Les années 1960 aux États-Unis ont été une période de changements importants et de montée de la contestation : Richard Nixon, républicain, succède à Lyndon Johnson à la présidence du pays, et organise la répression des mouvements de contestation de la guerre au Viêt Nam, qui durera jusqu’en 1975. Régulièrement, des centaines de milliers de personnes manifestent de façon pacifique contre cette guerre, mais l'arrivée de Nixon amène à un durcissement des positions des deux côtés[3]. Dans le même temps, des émeutes raciales éclatent dans plusieurs villes. La contestation estudiantine se développe, sur fond de marxisme et de féminisme. L'immense festival de Woodstock rassemble des dizaines d'artistes et plusieurs centaines de milliers de jeunes et de hippies. C'est en 1969, alors que les manifestations et les actions protestataires parties de Paris en mai 1968 se sont répandues en Europe, qu'Antonioni décide de tourner Zabriskie Point sur la côte ouest des États-Unis.

Contexte culturel

Après l'essor d'Hollywood des années 1950 suit une crise durant laquelle le public fréquente moins les salles, et les studios engagent des sommes phénoménales pour des grosses productions et des comédies musicales qui n'attirent pas la foule. L'industrie du cinéma est au point mort. Le vide artistique du milieu des années 1960 laisse donc la place à de nouveaux réalisateurs. En 1967, Arthur Penn réalise Bonnie and Clyde, film de gangsters anti-establishment, qui brise le premier un tabou d'Hollywood. En 1969, Dennis Hopper réalise Easy Rider, qui crée scandale et devient un film culte du mouvement hippie. Ce film révolutionne les codes du cinéma, en s'attaquant à d'autres tabous d'Hollywood : sexe, drogue, violence et contestation politique. Ce film ouvre la voie au Nouvel Hollywood, qui vient combler le vide laissé à Hollywood par la fin de l'Âge d'or. Les studios américains se penchent donc vers ces nouveaux réalisateurs, dont Antonioni, après le succès de son thriller Blow-Up. Zabriskie Point s'inscrit dans la lignée des précédents films du réalisateur, mais va également puiser dans les films américains qui viennent bousculer l'ordre établi à Hollywood[4],[5].

Production

Développement du projet

En 1966, Antonioni filme Blow-Up, Palme d'or au festival de Cannes 1967 et grand succès commercial. Ce succès lui ouvre les portes d'Hollywood. Zabriskie Point sera son seul film uniquement produit et filmé aux États-Unis.

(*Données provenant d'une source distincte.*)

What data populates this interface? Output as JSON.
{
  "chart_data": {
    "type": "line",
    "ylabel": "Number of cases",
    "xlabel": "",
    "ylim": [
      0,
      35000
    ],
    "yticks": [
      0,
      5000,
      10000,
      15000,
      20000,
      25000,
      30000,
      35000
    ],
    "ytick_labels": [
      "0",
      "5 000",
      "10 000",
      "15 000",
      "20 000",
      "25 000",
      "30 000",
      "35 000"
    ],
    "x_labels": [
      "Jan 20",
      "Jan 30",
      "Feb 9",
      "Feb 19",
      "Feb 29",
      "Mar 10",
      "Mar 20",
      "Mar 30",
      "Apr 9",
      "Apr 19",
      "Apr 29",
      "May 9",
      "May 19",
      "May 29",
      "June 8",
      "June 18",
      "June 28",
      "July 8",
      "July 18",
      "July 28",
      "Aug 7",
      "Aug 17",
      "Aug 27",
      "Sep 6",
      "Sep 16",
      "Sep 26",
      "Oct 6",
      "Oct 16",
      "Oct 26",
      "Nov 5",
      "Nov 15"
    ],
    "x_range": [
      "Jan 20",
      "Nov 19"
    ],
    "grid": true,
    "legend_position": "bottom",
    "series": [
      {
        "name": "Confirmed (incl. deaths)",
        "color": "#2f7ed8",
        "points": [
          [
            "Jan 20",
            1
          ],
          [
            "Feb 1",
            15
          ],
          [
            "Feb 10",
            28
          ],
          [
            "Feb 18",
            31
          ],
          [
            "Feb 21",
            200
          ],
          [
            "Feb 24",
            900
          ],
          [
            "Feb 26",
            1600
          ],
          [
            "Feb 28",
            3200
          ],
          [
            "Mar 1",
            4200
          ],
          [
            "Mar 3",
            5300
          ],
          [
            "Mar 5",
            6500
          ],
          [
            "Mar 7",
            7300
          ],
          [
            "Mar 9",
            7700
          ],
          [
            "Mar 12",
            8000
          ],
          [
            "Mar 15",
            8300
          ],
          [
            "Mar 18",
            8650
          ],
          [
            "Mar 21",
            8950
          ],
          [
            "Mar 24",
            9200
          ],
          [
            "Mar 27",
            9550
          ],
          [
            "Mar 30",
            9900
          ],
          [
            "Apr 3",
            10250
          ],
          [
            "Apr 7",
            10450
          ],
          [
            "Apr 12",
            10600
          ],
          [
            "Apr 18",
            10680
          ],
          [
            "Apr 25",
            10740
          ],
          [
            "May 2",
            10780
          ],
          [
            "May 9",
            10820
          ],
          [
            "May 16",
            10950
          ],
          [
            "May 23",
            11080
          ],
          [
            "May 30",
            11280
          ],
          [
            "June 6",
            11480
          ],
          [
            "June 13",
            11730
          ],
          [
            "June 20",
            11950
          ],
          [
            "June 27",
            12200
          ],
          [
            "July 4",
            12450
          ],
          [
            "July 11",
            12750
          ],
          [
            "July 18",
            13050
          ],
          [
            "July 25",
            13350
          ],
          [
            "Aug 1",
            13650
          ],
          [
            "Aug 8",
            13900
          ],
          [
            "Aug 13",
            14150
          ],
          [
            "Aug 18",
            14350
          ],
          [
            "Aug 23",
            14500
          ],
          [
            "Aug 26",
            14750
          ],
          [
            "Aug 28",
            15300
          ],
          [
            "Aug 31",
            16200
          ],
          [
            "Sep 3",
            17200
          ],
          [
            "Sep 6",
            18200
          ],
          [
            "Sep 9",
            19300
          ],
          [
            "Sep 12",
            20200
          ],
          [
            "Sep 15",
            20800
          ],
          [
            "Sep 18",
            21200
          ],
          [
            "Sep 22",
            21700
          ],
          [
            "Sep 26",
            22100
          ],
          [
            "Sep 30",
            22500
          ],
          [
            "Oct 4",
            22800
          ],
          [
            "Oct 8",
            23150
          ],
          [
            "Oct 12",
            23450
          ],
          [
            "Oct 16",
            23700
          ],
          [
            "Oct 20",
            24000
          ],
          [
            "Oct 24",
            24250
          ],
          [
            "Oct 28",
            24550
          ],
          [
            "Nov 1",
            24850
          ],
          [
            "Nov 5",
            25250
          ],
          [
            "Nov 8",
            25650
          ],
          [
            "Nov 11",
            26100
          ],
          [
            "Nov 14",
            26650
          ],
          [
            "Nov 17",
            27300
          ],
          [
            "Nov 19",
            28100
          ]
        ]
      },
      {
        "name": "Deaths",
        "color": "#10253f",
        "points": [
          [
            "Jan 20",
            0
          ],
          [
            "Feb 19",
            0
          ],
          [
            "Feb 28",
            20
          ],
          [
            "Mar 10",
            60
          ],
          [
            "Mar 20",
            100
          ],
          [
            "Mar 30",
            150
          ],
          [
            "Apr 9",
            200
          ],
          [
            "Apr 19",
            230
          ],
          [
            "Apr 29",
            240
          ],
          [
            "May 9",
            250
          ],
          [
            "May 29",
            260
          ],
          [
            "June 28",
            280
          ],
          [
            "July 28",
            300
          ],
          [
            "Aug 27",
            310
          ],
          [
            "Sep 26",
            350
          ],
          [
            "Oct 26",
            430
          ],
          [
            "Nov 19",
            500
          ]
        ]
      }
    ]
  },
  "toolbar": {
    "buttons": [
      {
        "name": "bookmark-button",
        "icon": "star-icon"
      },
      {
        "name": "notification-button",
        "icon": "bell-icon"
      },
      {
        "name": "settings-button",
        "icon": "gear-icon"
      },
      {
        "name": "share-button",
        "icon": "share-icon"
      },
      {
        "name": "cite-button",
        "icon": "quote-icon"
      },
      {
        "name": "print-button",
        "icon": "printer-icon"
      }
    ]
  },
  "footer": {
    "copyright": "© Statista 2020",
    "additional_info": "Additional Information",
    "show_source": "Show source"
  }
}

L'histoire de Zabriskie Point est inspirée d'un fait divers qu'Antonioni a lu dans un quotidien américain : un jeune homme, qui avait volé un avion de tourisme, a été tué à son retour à Phoenix, dans l'Arizona. Après avoir lu cela, il contacte Sam Shepard et commence à travailler avec lui sur le scénario. Franco Rossetti et Tonino Guerra rejoignent les deux hommes pour compléter le scénario. Antonioni avait vu la pièce de théâtre écrite par Sam Shepard, Icarus's Mother, et il a directement pensé qu'il serait le plus apte pour écrire la scène d'avion au-dessus de la Vallée de la Mort. Shepard a dès lors écrit la première version du film, mais il s'est très vite écarté, ne se retrouvant pas dans les dialogues du réalisateur, inspirés par le marxisme et les Black Panthers[6].

Casting

Les rôles principaux sont confiés à Mark Frechette et Daria Halprin, deux jeunes gens sans formation ni expérience d'acteurs. L'un et l'autre sont choisis pour leur capacité à incarner, aux yeux d'Antonioni, la contre-culture américaine et la révolte de la jeunesse : Daria Halprin, fille de la chorégraphe Anna Halprin, était apparue en 1968 dans Revolution, un documentaire sur les hippies de San Francisco[7]. Mark Frechette est remarqué par hasard à Boston par la directrice de casting, alors qu'il prenait part à une altercation dans la rue[8]. De même, Kathleen Cleaver, qui joue un des meneurs de l'assemblée générale (première scène), n'est pas une actrice professionnelle mais à la ville l'épouse d'Eldridge Cleaver, leader des Black Panthers. En revanche, la plupart des autres acteurs sont des professionnels, notamment Rod Taylor, G. D. Spradlin et Paul Fix (qui a joué dans de nombreux films de son ami John Wayne). Harrison Ford, alors inconnu, participe au tournage, mais la plupart de ses scènes sont coupées. On l'aperçoit très brièvement lors de la scène de la prison.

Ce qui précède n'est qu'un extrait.